Gavin Newsom never got any traction in the race for governor, in part because he completely alienated the progressive base in his hometown. And when you have unionized city employees holding protests outside your campaign fundraisers — and you're in a Democratic primary in California — you've got serious problems.

And now, oddly enough, the progressives in San Francisco may be his biggest allies in the race for the second-place job of lieutenant governor.

There are some good reasons for that.

For starters, a lot of us thought that Newsom, whatever his positions on issues, wasn't ready to run California — to deal with all of the massive problems the state faces and to take on the brutal politics of Sacramento. And I think his behavior during his brief gubernatorial campaign demonstrated that we were right.

But the Lite Guv job is a lot different. You don't have to balance a state budget that's $20 billion in the red; you don't have to solve water problems. It's a place where you can learn about state politics on the job, without really screwing things up.
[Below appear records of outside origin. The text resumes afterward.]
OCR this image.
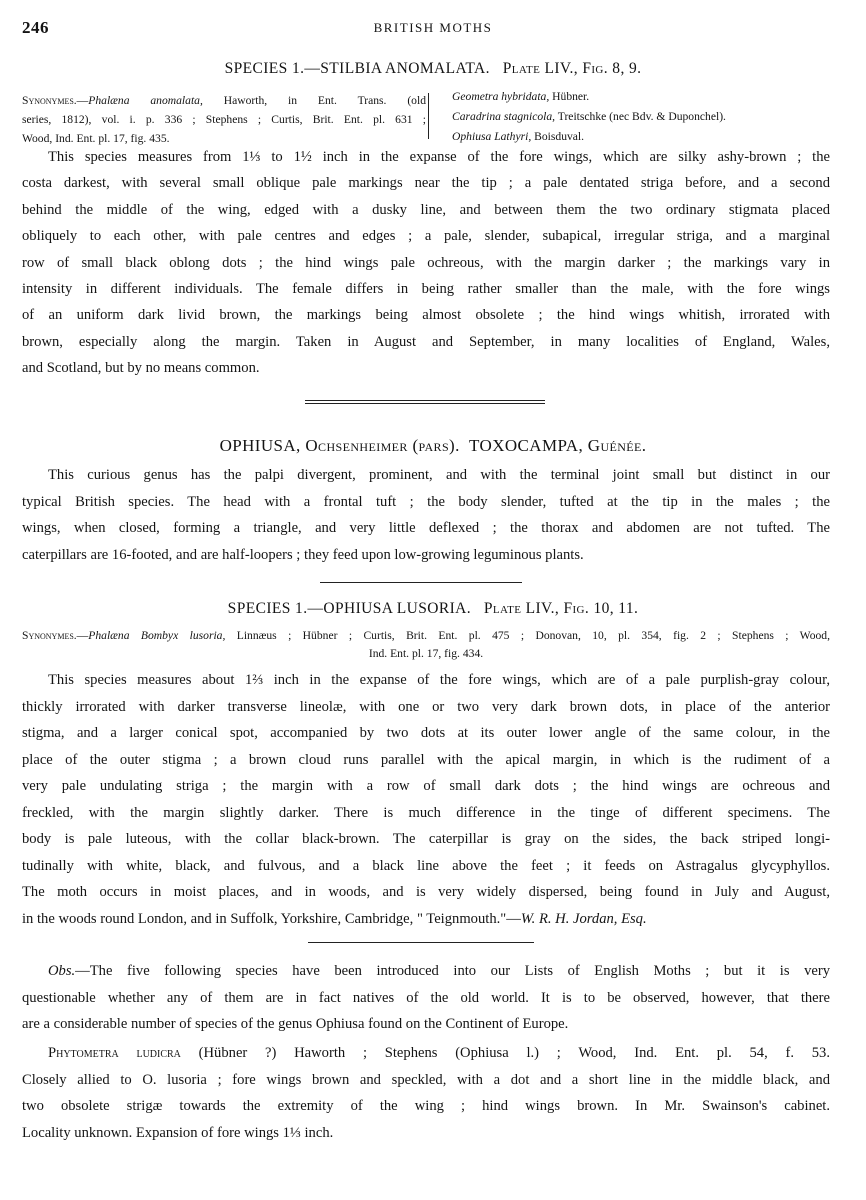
246	BRITISH MOTHS
SPECIES 1.—STILBIA ANOMALATA. Plate LIV., Fig. 8, 9.
Synonymes.—Phalæna anomalata, Haworth, in Ent. Trans. (old
series, 1812), vol. i. p. 336 ; Stephens ; Curtis, Brit. Ent. pl. 631 ;
Wood, Ind. Ent. pl. 17, fig. 435.
Geometra hybridata, Hübner.
Caradrina stagnicola, Treitschke (nec Bdv. & Duponchel).
Ophiusa Lathyri, Boisduval.
This species measures from 1⅓ to 1½ inch in the expanse of the fore wings, which are silky ashy-brown ; the
costa darkest, with several small oblique pale markings near the tip ; a pale dentated striga before, and a second
behind the middle of the wing, edged with a dusky line, and between them the two ordinary stigmata placed
obliquely to each other, with pale centres and edges ; a pale, slender, subapical, irregular striga, and a marginal
row of small black oblong dots ; the hind wings pale ochreous, with the margin darker ; the markings vary in
intensity in different individuals. The female differs in being rather smaller than the male, with the fore wings
of an uniform dark livid brown, the markings being almost obsolete ; the hind wings whitish, irrorated with
brown, especially along the margin. Taken in August and September, in many localities of England, Wales,
and Scotland, but by no means common.
OPHIUSA, Ochsenheimer (pars). TOXOCAMPA, Guénée.
This curious genus has the palpi divergent, prominent, and with the terminal joint small but distinct in our
typical British species. The head with a frontal tuft ; the body slender, tufted at the tip in the males ; the
wings, when closed, forming a triangle, and very little deflexed ; the thorax and abdomen are not tufted. The
caterpillars are 16-footed, and are half-loopers ; they feed upon low-growing leguminous plants.
SPECIES 1.—OPHIUSA LUSORIA. Plate LIV., Fig. 10, 11.
Synonymes.—Phalæna Bombyx lusoria, Linnæus ; Hübner ; Curtis, Brit. Ent. pl. 475 ; Donovan, 10, pl. 354, fig. 2 ; Stephens ; Wood,
Ind. Ent. pl. 17, fig. 434.
This species measures about 1⅔ inch in the expanse of the fore wings, which are of a pale purplish-gray colour,
thickly irrorated with darker transverse lineolæ, with one or two very dark brown dots, in place of the anterior
stigma, and a larger conical spot, accompanied by two dots at its outer lower angle of the same colour, in the
place of the outer stigma ; a brown cloud runs parallel with the apical margin, in which is the rudiment of a
very pale undulating striga ; the margin with a row of small dark dots ; the hind wings are ochreous and
freckled, with the margin slightly darker. There is much difference in the tinge of different specimens. The
body is pale luteous, with the collar black-brown. The caterpillar is gray on the sides, the back striped longi-
tudinally with white, black, and fulvous, and a black line above the feet ; it feeds on Astragalus glycyphyllos.
The moth occurs in moist places, and in woods, and is very widely dispersed, being found in July and August,
in the woods round London, and in Suffolk, Yorkshire, Cambridge, " Teignmouth."—W. R. H. Jordan, Esq.
Obs.—The five following species have been introduced into our Lists of English Moths ; but it is very
questionable whether any of them are in fact natives of the old world. It is to be observed, however, that there
are a considerable number of species of the genus Ophiusa found on the Continent of Europe.
Phytometra ludicra (Hübner ?) Haworth ; Stephens (Ophiusa l.) ; Wood, Ind. Ent. pl. 54, f. 53.
Closely allied to O. lusoria ; fore wings brown and speckled, with a dot and a short line in the middle black, and
two obsolete strigæ towards the extremity of the wing ; hind wings brown. In Mr. Swainson's cabinet.
Locality unknown. Expansion of fore wings 1⅓ inch.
And if his real goal is to run for U.S. Senate down the road, say, when Dianne Feinstein retires, he'll be in a good place to launch that campaign.

But let's face it. A lot of this is practical politics. With either Jerry Brown or Meg Whitman in the Governor's Office, the state will continue to be screwed up and it will be even more important that cities take on their own economic destinies. And Newsom, as a bitter lame duck, simply can't do that.

The progressive political community isn't unanimous at all. But a lot of people are thinking that if Newsom's ascension to Sacramento means that the district supervisors will have a chance to appoint a progressive mayor, it's worth the trade-off.